Nats must hate Auckland’s building consents boom

When you look at the steady rise in building consents in Auckland, it just highlights exactly how incompetent National were and would still be as managers of the economy. From Greater Auckland’s Matt L in “Auckland Building Activity soars” you can see the build up in consents (click on the image for a larger view).

Now of course gaining consents aren’t buildings actually getting built. A lot depends on the finance, take up of the housing prior to and during building, and these days just the cost and availability of materials and people. But getting a consent isn’t a easy or cheap procedure and it damn well shouldn’t be1. But because of the lead times, you need to have consents going in well before the builds. And that looks like it is finally happening.

Moreover the types of housing is getting better suited to modern Auckland. Probably because there is less uncertainty for developers about what the city wants to build. 

What’s also notable is that much of the increase has come about since the Unitary Plan was passed in August 2016 and that more than half of all new consents are for denser housing typologies such as townhouses and apartments. The townhouse category is seeing perhaps the most significant difference compared to what we’ve seen before with nearly 3,600 consents issued over the 12-months period which is more than 50% higher than any time prior to the Unitary Plan being adopted.

The housing sizes are coming down. Fewer MacMansions built out at the end of the creaking transport infrastructure and more apartments and townhouses mostly around the available public transport corridors. This is pretty clear when you look at the snapshot that Matt did of where consents were issued for April.

So where does National fit into this? Well after a rule of law, clean water and sanitation – housing and transport are the economic marks of a productive society. They clearly failed at the those last two (and weren’t particularly good on  the others).

National’s policy settings essentially were to pile people into Auckland over the past decade at an ever increasing rate… Far in excess of creating the transport infrastructure and housing required to maintain that rate of migration. 
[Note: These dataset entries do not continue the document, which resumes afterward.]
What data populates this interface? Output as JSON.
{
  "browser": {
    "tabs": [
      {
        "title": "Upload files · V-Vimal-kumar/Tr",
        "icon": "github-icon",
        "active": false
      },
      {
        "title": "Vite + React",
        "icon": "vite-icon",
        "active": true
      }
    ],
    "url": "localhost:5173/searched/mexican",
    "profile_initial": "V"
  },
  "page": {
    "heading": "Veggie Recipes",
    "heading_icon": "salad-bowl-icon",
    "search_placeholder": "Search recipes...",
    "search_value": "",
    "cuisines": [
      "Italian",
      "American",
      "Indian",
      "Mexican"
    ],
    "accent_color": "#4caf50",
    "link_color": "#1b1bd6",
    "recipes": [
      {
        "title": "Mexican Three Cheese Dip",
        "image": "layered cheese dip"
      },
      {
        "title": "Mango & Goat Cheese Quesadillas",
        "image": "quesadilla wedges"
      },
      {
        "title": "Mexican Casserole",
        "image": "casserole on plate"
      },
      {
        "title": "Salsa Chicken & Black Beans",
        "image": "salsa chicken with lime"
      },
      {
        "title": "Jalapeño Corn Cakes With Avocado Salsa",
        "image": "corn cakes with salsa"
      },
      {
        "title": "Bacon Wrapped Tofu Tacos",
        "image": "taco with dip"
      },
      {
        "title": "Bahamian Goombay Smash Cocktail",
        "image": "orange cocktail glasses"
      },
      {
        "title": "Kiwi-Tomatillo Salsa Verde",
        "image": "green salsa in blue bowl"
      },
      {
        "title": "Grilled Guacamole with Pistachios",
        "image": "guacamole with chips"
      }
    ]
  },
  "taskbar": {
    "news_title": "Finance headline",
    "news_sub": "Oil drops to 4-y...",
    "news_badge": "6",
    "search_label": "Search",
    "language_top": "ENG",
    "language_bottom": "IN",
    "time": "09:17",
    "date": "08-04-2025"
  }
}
The year ending June 2017 being pretty typical of the last decade. Auckland grew by 1.79% from immigration and 0.86% from natural increase. Sustaining population  growth of 2.5% increase on a dense population areas containing 1.5 million is whole different ball game to doing it for somewhere like Northland with its population of a tenth of the size and similar growth. There is less room for error.

National just before launching their immigration drive into Auckland, at the urging of the economic idiots from Act, kneecapped the councils in 2010 by ignoring the royal commission advice and forcing the formation of the Super City.

A significiant effect of this, on top of a global financial crisis, was to  increase developer uncertainty and to effectively stall most housing development in Auckland. Which is a significant cause of the low number of housing consents after 2009.  

So National effectively took the profit generated from increased windfall immigration to Auckland and put it into providing Roads of Significance to National (RoNS) in the areas with lower population and slower growth. It meant that Auckland didn’t get the kinds of fast fixes that would have eased roading glitches. For instance the horrible SH1 Greenlane stop spot, where every day the city grinds to a stop on. Or the incredibly protracted fixes on widening the southern motorway from 2015 and still going. 

Auckland’s transport infrastructure grew significiantly slower that it should have. In fact the only reason that I can see for any new transport spending in Auckland over the last decade was primarily because Auckland politicians spent a lot of time butt kicking National’s politicians.

Those annoying Auckland politicians managed to force National recalcitrant economic idiots like Simon Bridges in his transport roles into finishing the double tracking and electrification of rail and getting the City Rail Link underway to be able to use the rail effectively. And essentially forced the existing projects left over from Labour to be done – like the Waterview tunnel.

Meanwhile housing was being produced at best at about a third of the required rate for the population growth, prices were rising rapidly, and National were saying that the Labour politicians like Phil Twyford were being alarmist.

Now of course, we have Simon Bridges and other morons from National claiming that Phil Twyford and Labour aren’t cleaning up National’s wasted decade fast enough….

Looking at those consents, it is pretty hard to see how it could be done much faster with any due diligence 1.

 


  1. The council is and should be directly responsible for the quality of the housing and infrastructure going in and therefore needs to take full diligence to ensure that ratepayers aren’t paying for profit seeking by developers and investors. Fixing my leaky apartment block fell to the council because they were responsible, and the developers had long since moved on.